The two year actuarial survival of the grafts from non-heart beating donors was 55% and of the grafts from heart beating donors 71% (P>0.1) (figure). The relative risk of failure of the grafts from non-heart beating donors (regardless of the time to failure) was 1.61 (95% confidence interval 0.94 to 3.14).5 The mean serum creatinine concentrations in the two groups did not differ significantly at any time during the first two years after transplantation. Mortality in the patients given a graft from a non-heart beating donor was 22% (six patients, five of whom died in the first six months after transplantation). Mortality in those given a graft from a heart beating donor was 15% (P>0.5).

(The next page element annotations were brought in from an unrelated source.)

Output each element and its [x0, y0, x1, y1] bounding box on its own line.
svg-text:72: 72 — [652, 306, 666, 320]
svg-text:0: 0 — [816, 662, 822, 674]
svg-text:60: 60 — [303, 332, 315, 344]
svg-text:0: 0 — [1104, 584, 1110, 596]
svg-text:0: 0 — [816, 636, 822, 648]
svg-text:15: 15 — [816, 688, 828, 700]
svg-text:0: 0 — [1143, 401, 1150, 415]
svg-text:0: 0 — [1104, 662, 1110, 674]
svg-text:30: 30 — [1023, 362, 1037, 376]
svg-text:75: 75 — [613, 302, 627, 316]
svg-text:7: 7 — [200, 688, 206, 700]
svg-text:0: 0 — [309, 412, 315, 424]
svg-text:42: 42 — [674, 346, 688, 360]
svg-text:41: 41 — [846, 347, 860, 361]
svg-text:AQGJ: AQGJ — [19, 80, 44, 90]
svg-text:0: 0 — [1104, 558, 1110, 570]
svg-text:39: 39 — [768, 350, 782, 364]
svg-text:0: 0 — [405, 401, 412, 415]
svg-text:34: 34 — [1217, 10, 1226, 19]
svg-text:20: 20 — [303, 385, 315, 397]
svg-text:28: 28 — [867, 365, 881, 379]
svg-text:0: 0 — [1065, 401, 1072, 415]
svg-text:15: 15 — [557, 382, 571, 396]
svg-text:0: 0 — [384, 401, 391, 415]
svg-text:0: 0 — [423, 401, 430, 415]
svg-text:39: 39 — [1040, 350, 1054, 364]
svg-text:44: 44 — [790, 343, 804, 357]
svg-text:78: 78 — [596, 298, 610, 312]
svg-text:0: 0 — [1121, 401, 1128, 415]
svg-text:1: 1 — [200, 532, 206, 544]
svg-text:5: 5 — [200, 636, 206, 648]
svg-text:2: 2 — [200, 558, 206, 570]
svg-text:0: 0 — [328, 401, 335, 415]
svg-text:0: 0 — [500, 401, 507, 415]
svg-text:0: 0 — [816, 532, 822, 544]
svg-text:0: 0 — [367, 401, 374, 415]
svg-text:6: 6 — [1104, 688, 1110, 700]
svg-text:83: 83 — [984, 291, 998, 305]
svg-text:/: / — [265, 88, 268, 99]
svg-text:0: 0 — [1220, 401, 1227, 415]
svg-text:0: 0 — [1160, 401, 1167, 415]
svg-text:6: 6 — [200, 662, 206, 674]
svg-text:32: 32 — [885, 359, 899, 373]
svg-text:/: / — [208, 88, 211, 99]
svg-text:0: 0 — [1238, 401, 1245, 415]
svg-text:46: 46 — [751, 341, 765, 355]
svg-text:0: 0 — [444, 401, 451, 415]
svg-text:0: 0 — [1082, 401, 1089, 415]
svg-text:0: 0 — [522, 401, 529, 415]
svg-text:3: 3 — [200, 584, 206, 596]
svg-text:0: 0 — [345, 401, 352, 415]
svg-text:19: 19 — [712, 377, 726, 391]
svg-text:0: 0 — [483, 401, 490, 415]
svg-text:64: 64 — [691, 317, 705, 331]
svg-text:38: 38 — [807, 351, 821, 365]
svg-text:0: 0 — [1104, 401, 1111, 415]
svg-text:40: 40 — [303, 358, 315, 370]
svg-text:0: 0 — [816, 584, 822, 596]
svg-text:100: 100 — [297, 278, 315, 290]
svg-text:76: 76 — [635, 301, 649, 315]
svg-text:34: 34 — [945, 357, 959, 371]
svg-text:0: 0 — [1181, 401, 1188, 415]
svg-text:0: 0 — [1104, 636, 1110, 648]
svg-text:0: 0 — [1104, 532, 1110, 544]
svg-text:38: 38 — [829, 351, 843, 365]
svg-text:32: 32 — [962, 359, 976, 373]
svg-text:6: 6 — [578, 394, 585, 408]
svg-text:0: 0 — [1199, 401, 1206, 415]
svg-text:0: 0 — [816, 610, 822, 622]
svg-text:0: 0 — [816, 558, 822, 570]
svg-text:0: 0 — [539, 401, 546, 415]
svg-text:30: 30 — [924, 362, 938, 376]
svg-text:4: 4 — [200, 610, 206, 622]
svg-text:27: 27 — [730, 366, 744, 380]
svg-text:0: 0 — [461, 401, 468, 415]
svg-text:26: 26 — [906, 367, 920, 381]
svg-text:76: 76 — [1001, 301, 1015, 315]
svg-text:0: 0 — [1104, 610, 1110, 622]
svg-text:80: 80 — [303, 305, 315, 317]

Actuarial survival of renal grafts from non-heart beating donors compared with heart beating donors. Figures indicate number of grafts at risk during each period


The considerably (though not significantly) poorer survival of grafts from such donors compared with those from heart beating donors is not at first encouraging. Twelve of the 27 grafts from non-heart beating donors were lost: six of the 12 recipients died, three with functioning grafts and three with non-functioning grafts. The other grafts were lost because of a haemorrhage in a functioning graft induced by biopsy at day 10, a renal vein thrombosis in a patient with antithrombin III deficiency, an early graft infarction in a patient with the anti-epithelial antibody, postoperative bleeding, and severe vascular rejection (two cases).

The higher frequency of primary non-function in kidneys from non-heart beating donors is to be expected as the kidney is removed up to 45 minutes after the heart has stopped beating.

In this study the mortality and graft survival were worse in patients who had received grafts from non-heart beating donors than in those who had received them from heart beating donors. The higher mean age of the former group may partly explain this. Five of the seven grafts that never functioned were transplanted into patients over 65. The results nevertheless indicate that non-heart beating donors can be a source of renal transplants for some patients.